I guess the thing here is when to finally convince yourself that you’re actually in one. Abusive relationships can mask in so many ways and your abuser can claim that he/she has been doing the things that he/she does because of love. Younger couples would become so passionate about each other that they would think everything is normal and are still in the boundaries of love. But love is respect and there’s absolutely no space in love for abuse.
Abuse in relationships may come in forms of either physical, psychological, or even sexual abuse. Psychological abuse includes emotional and verbal abuse. While most reported cases of abuse would be under the statistics of physical and sexual, women suffering from emotional abuse find it hard to accept that they’re in one. Usually, women would be in denial of the abuse that happens around them.

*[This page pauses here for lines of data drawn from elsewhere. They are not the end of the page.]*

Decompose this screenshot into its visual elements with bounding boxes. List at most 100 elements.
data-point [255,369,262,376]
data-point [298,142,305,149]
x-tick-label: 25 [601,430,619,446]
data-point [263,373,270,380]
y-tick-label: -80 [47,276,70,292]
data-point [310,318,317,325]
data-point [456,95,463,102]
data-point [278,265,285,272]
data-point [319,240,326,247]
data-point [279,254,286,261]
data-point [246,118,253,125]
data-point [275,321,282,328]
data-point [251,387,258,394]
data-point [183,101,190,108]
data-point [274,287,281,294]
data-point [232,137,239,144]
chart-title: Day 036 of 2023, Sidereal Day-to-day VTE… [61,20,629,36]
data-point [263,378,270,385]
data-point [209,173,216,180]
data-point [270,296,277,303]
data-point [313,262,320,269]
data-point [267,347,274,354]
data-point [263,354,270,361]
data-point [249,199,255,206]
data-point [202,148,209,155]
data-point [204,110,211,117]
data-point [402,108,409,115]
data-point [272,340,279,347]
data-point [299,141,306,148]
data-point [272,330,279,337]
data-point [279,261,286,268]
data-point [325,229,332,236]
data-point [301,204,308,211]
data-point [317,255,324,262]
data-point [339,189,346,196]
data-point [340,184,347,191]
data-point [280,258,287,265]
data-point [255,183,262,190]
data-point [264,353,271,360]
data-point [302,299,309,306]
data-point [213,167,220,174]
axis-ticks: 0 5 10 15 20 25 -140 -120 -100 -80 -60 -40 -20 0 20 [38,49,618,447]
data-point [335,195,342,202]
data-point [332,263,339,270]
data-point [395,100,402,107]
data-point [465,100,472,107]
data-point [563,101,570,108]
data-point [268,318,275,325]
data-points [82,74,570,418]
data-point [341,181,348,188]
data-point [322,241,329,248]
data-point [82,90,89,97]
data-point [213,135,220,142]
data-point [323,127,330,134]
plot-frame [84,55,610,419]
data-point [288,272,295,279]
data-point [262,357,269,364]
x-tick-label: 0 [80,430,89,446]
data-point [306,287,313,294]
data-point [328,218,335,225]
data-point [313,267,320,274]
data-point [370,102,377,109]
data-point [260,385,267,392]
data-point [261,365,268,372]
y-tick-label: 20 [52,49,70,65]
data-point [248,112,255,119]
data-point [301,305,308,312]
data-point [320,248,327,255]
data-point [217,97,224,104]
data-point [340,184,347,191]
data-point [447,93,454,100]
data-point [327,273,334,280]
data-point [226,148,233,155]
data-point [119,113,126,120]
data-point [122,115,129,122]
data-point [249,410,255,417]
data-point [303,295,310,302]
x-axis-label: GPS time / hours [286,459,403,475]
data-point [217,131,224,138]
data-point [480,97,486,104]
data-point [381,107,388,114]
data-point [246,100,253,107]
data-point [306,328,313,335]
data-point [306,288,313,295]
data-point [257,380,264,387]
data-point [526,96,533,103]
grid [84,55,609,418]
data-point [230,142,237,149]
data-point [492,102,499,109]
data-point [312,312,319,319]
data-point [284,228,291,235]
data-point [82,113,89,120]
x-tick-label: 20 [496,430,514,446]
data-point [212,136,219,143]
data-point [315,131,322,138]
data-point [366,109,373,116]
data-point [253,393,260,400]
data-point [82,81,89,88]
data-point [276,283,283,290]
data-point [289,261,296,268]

What’s more challenging is, unlike physical abuse, there’s a clear evidence of the abuse that has happened. With psychological abuse, there’s hardly any evidence that surfaces. And since most women would rather prove their resiliency, these abusive relationships can go on even for years.

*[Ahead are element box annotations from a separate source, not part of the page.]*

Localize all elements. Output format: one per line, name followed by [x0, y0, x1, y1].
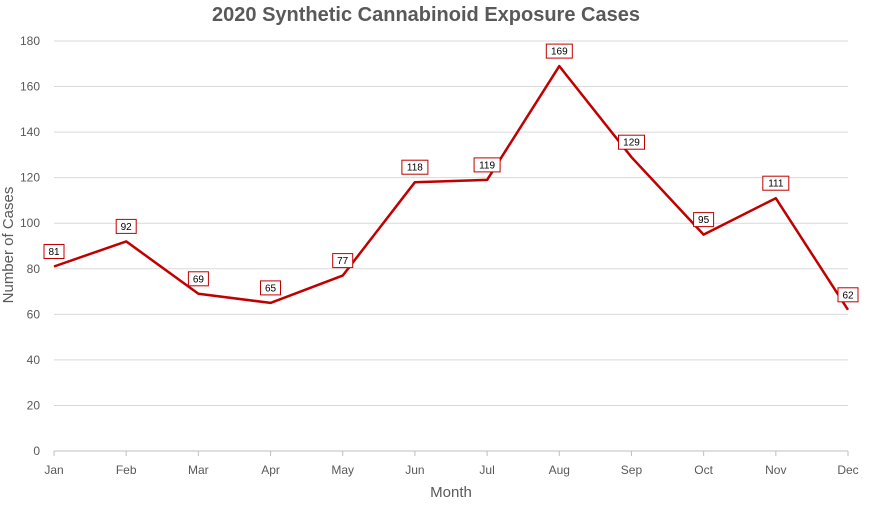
- data-label-box: [43, 244, 65, 259]
- data-label-text: 118: [407, 163, 423, 174]
- y-axis-title: Number of Cases: [0, 187, 17, 304]
- data-label-box: [115, 218, 137, 234]
- data-label-text: 62: [842, 290, 854, 301]
- data-label-text: 111: [768, 179, 784, 190]
- x-tick-label: Dec: [837, 463, 858, 477]
- data-label-text: 129: [623, 138, 640, 149]
- x-tick-label: Aug: [549, 463, 570, 477]
- data-label: 81: [43, 244, 65, 259]
- x-tick-label: Jun: [405, 463, 424, 477]
- y-tick-label: 180: [20, 34, 40, 48]
- data-label: 92: [115, 218, 137, 234]
- x-tick-label: Nov: [765, 463, 786, 477]
- x-tick-label: Oct: [694, 463, 713, 477]
- data-label-box: [618, 134, 645, 150]
- data-labels: 81 92 69 65 77 118 119 169 129 95 111 62: [43, 43, 859, 303]
- data-label-box: [332, 253, 354, 269]
- data-label: 65: [260, 280, 281, 296]
- x-tick-label: Sep: [621, 463, 643, 477]
- x-tick-label: Mar: [188, 463, 209, 477]
- data-label-text: 92: [121, 222, 133, 233]
- data-label-box: [762, 175, 790, 191]
- y-tick-label: 120: [20, 171, 40, 185]
- x-tick-label: Apr: [261, 463, 280, 477]
- data-label-box: [693, 212, 715, 228]
- data-label: 95: [693, 212, 715, 228]
- data-label-text: 81: [48, 247, 60, 258]
- data-label-box: [545, 43, 573, 59]
- data-label-text: 69: [193, 274, 205, 285]
- y-tick-label: 40: [27, 353, 41, 367]
- chart-title: 2020 Synthetic Cannabinoid Exposure Case…: [212, 4, 640, 26]
- data-label-text: 65: [265, 283, 277, 294]
- x-tick-label: Jan: [44, 463, 63, 477]
- data-label: 118: [401, 159, 429, 175]
- y-tick-label: 100: [20, 216, 40, 230]
- data-label: 119: [473, 157, 501, 173]
- data-label: 169: [545, 43, 573, 59]
- series-line: [53, 64, 850, 311]
- y-tick-label: 60: [27, 307, 41, 321]
- data-label-text: 95: [698, 215, 710, 226]
- y-tick-label: 80: [27, 262, 41, 276]
- data-label: 69: [187, 271, 209, 287]
- y-axis-ticks: 0 20 40 60 80 100 120 140 160 180: [20, 34, 40, 458]
- x-axis-title: Month: [430, 484, 472, 501]
- data-label-text: 119: [479, 160, 495, 171]
- data-label-box: [473, 157, 501, 173]
- y-tick-label: 20: [27, 398, 41, 412]
- gridlines: [54, 40, 848, 452]
- data-label: 62: [837, 287, 859, 303]
- data-label-box: [260, 280, 281, 296]
- x-tick-label: May: [331, 463, 354, 477]
- series-lines: [53, 64, 850, 311]
- data-label-text: 169: [551, 47, 568, 58]
- y-tick-label: 0: [33, 444, 40, 458]
- x-axis-ticks: Jan Feb Mar Apr May Jun Jul Aug Sep Oct Nov Dec: [44, 451, 859, 477]
- data-label: 111: [762, 175, 790, 191]
- y-tick-label: 140: [20, 125, 40, 139]
- data-label-box: [187, 271, 209, 287]
- data-label: 129: [618, 134, 645, 150]
- y-tick-label: 160: [20, 80, 40, 94]
- x-tick-label: Jul: [479, 463, 494, 477]
- data-label-text: 77: [337, 256, 349, 267]
- data-label-box: [401, 159, 429, 175]
- data-label: 77: [332, 253, 354, 269]
- data-label-box: [837, 287, 859, 303]
- x-tick-label: Feb: [116, 463, 137, 477]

How would you know when to walk away from these relationships? The moment you have realized that your partner is not doing any good with you in your relationship, or when the cons outweigh the pros, I definitely think you should save yourself. There are so many guys or girls out that there deserve your love. Knowing to quit early on would save you and save you from so much grief in the long run.
Stop pretending that you are still happy. Stop showing a good show-face to your friends that you are in-love when there’s hardly ever love anymore. That when the moment you step inside your car all you ever do is argue, which comes down to very bad situations.
Remember your worth. Remember you are better that who you settle for. Nobody can act on it; not your mom, not your friends, not your cat, but you.